It never ends, the bruise of being.
ozark & etna

« I wanted to say goodbye to someone, and have someone say goodbye to me. The goodbyes we speak and the goodbyes we hear are the goodbyes that tell us we´re still alive. »
L'astre opalin pour seul témoin, l'ombre se découpait à l'arrière des bâtisses. Après des semaines d'absence, c'était sans un bruit que la dernière des Valandir finissait par regagner le clan. Le pas timidement amorcé à l'entrée du hameaux, vaguement hésitant, elle avait aux tripes la sensation de s'être égarée en chemin. Les retours n'avaient jamais été gais, dépourvue de cette lueur qu'elle décelait dans l'oeil de ceux qui l'accompagnaient, parfois. Ce qui ressemblait à du soulagement, qu'elle n'avait jamais compris. De celui qui devait la saisir dès qu'elle effectuait le trajet inverse, distance croissante entre eux et elle. Entre ces terres qu'elle connaissait par coeur, ces visages qui demeuraient inlassablement, après tant d'années, et le palpitant qui ne s'animait jamais si bien que dans la forêt. N'importe où, d'ailleurs, si ce n'était ici. Le sentiment n'avait pas faibli avec les années, amertume ne s'amenuisant guère avec l'habitude, poids écrasant ses côtes jusqu'au prochain départ.

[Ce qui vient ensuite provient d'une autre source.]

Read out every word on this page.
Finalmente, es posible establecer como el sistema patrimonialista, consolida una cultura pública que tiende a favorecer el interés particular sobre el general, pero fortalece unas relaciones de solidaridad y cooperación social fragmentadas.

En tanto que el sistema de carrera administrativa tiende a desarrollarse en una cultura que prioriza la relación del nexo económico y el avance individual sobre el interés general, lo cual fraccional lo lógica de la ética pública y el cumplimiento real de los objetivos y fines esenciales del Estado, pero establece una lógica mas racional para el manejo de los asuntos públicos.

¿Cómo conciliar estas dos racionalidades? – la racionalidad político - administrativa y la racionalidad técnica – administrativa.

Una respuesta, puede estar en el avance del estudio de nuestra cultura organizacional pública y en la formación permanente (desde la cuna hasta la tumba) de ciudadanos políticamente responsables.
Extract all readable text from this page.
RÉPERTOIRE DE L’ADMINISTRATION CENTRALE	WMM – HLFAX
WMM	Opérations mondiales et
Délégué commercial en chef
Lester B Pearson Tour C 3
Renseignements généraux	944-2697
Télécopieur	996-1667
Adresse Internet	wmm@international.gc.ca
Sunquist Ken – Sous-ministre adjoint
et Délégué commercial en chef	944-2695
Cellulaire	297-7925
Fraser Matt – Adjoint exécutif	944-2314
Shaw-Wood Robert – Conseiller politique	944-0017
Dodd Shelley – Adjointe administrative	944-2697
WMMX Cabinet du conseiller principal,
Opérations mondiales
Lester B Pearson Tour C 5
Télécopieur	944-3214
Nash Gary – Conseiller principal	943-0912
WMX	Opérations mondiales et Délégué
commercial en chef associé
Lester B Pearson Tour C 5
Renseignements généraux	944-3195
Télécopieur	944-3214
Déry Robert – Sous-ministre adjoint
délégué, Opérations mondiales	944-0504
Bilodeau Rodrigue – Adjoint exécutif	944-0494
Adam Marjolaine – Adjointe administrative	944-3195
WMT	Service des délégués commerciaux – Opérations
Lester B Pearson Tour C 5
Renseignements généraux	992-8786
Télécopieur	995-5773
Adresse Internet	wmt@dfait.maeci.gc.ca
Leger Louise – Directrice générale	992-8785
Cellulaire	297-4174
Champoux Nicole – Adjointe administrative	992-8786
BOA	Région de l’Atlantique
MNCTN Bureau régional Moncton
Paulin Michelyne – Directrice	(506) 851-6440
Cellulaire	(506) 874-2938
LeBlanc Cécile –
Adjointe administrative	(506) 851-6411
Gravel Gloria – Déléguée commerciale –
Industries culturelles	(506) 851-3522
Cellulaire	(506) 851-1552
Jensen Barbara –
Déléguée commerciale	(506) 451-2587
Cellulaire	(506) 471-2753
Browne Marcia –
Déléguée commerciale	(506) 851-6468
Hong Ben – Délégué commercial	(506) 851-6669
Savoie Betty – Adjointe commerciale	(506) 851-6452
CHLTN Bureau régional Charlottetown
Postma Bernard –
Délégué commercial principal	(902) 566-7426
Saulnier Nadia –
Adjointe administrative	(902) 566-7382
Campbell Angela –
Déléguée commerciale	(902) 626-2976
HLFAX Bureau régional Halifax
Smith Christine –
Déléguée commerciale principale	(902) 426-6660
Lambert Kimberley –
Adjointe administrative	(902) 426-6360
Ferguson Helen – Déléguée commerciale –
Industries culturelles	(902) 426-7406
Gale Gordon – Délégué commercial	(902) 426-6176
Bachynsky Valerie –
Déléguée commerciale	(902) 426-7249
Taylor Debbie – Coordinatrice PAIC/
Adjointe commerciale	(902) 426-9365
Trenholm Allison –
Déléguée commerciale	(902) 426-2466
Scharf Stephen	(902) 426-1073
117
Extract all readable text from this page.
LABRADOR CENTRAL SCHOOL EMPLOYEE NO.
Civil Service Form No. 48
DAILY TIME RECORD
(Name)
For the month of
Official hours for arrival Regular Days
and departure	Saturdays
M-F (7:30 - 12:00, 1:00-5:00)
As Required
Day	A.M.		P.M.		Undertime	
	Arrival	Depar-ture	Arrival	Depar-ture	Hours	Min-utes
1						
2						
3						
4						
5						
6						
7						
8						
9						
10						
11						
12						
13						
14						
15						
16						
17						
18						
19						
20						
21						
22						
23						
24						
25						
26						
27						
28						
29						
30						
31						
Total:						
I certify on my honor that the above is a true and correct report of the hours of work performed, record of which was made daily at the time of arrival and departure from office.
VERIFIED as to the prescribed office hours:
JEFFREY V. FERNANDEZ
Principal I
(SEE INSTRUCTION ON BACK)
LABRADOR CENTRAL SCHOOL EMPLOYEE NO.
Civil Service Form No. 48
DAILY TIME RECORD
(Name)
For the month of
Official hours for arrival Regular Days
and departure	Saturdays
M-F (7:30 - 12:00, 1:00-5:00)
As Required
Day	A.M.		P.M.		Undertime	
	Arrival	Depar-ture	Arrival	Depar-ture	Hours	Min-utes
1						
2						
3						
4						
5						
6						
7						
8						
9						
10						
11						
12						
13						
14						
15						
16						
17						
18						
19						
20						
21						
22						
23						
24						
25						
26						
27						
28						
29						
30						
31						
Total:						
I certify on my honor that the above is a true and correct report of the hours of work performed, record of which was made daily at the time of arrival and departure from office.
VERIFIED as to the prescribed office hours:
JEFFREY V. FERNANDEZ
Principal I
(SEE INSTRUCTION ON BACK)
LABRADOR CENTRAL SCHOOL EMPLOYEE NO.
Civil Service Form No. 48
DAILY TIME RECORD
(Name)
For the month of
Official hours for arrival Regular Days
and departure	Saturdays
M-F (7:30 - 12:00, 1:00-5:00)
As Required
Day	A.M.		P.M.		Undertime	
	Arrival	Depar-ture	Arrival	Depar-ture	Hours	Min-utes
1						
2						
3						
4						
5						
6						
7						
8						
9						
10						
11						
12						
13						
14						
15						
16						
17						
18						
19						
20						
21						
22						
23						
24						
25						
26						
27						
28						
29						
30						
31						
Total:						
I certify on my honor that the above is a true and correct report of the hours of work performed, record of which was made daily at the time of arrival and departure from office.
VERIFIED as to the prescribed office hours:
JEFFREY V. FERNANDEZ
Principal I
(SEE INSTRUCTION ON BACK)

Rares étaient les instants de répit, où chaque inspiration ne la meurtrissait pas, ne tordait pas son ventre, dans cette foutue impression d'être coincée. Captive du territoire de ses ancêtres sans parvenir à disaparaître, inévitablement ramenée auprès d'eux, auprès d'elle. Revenir avait un autre goût, ce soir. Funambule dévorant les mètres la séparant de sa maison, elle avait peur de ralentir et de chanceler, de se retrouver à faire demi-tour sans se retourner. Hélant le loup qui s'attardait, à renouer avec les lieux si souvent délaissés, celui-ci ne tarda pas à s'ancrer à nouveau dans son sillage. Qu'on ne la remarque pas, qu'on ne l'interpelle pas. Elle n'était pas prête, Etna, à s'inventer un sourire encore une fois. Le souffle court dans l'appréhension, elle se sentait un peu lâche, subitement, à se précipiter jusqu'à chez elle en ignorant les quelques personnes qu'elle croisait. Comme une étrangère s'immisçant chez eux, les épaules s'affaissaient alors qu'un sifflement encourageait son compagnon à ne pas se disperser.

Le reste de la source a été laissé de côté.